Her left hand (which is her non-dominant hand, thankfully) has very mild first degree burns, particularly on the tips of her first three fingers, the upper part of her palm, and the heel of her thumb. It’s not anything that needs professional medical attention. Basic home first-aid should heal her will over the next few days.
There were lots of tears and lots of hugs.
After I slathered her hand in cooling burn ointment and wrapped it in sterile gauze, I cried and snotted all over Kyra’s shoulder.
Ever the stoic, she said, “It’s okay, Mommy. I was a little scared at first, but I knew that I was going to be okay as soon as you put my hand in the water. See? I’m not even crying.” And she wasn’t. The girl never even shed a tear. She squeezed her arm around my shoulders and patted my back with her good hand.
Which naturally made me cry harder.
Because if only I’d been there, she wouldn’t have gotten hurt in the first place.
If only I’d made a real dinner instead of punking out with Go for What You Know, which is usually reserved for an occasional Friday or Saturday night.

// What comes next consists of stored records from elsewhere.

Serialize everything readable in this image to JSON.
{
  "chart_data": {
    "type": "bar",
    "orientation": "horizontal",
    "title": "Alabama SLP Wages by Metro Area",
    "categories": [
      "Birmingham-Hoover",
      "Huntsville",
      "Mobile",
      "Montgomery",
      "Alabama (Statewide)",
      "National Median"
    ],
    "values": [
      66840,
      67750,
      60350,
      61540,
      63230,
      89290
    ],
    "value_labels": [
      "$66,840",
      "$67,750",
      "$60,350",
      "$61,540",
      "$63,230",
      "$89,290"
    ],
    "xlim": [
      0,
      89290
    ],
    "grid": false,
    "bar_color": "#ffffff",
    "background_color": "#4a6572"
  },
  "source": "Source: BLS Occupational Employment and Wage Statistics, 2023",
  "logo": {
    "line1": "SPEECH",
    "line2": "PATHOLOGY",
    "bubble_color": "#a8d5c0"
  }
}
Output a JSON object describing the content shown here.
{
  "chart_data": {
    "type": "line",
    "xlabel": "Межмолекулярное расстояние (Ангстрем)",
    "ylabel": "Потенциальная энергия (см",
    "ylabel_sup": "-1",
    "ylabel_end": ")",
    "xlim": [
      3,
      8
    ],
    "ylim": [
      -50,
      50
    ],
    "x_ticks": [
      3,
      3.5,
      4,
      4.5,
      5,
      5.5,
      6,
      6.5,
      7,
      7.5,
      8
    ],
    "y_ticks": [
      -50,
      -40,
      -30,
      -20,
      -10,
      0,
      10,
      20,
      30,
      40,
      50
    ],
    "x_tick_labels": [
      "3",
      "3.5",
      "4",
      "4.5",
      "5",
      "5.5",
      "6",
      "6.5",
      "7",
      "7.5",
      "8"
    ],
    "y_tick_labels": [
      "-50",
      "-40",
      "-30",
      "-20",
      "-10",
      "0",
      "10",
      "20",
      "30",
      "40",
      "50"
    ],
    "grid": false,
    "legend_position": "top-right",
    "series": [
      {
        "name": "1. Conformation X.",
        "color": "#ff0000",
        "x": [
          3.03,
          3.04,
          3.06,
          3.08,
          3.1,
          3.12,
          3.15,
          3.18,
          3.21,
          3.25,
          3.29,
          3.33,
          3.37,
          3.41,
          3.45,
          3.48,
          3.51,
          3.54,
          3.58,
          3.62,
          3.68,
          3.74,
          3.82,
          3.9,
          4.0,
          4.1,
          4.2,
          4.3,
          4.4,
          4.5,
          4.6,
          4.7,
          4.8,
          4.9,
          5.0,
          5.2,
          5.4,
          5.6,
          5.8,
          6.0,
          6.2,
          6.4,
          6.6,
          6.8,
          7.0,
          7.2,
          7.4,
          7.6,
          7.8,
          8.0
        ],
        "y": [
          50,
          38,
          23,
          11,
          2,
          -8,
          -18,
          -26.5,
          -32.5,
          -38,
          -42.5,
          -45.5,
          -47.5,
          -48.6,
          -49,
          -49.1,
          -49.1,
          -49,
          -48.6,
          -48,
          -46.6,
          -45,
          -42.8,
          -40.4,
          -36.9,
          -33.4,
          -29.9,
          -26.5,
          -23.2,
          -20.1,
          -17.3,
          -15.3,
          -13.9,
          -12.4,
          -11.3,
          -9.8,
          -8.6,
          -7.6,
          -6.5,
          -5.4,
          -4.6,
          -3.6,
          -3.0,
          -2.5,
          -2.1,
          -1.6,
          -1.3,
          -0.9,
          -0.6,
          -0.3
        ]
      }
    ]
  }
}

If only my career paid a bit better, I wouldn’t have to pick up extra little writing/editing gigs here and there to help bridge the gap between the needs (which we can provide) and their wants (which are few, but we have to be choosy based on what we can afford).
If only Frank were already finished with school and our burden could be eased with the addition of a second income.
If only I were a better mom….
That’s the way it goes, isn’t it? We let the guilt of one parenting failure blow up into a trick mirror which distorts the things we do right into something disturbingly wrong. Everything we wish we could be for our kids waves a mocking finger and belittles us. We shame ourselves into believing that we’re not already good enough the way we are.
I didn’t say any of this, but I think Kyra sensed it in the way I hovered over her for the rest of the evening. “You’re a great mom, Mom. I’m going to school tomorrow, even though you said I could stay home tomorrow if I wanted to. Just put some more of that stuff on my hand and wrap it up. I have to beat my record on the mile run in P.E., I have a science project to finish, and I’m trying to get Perfect Attendance.”
I want to be like her when I grow up.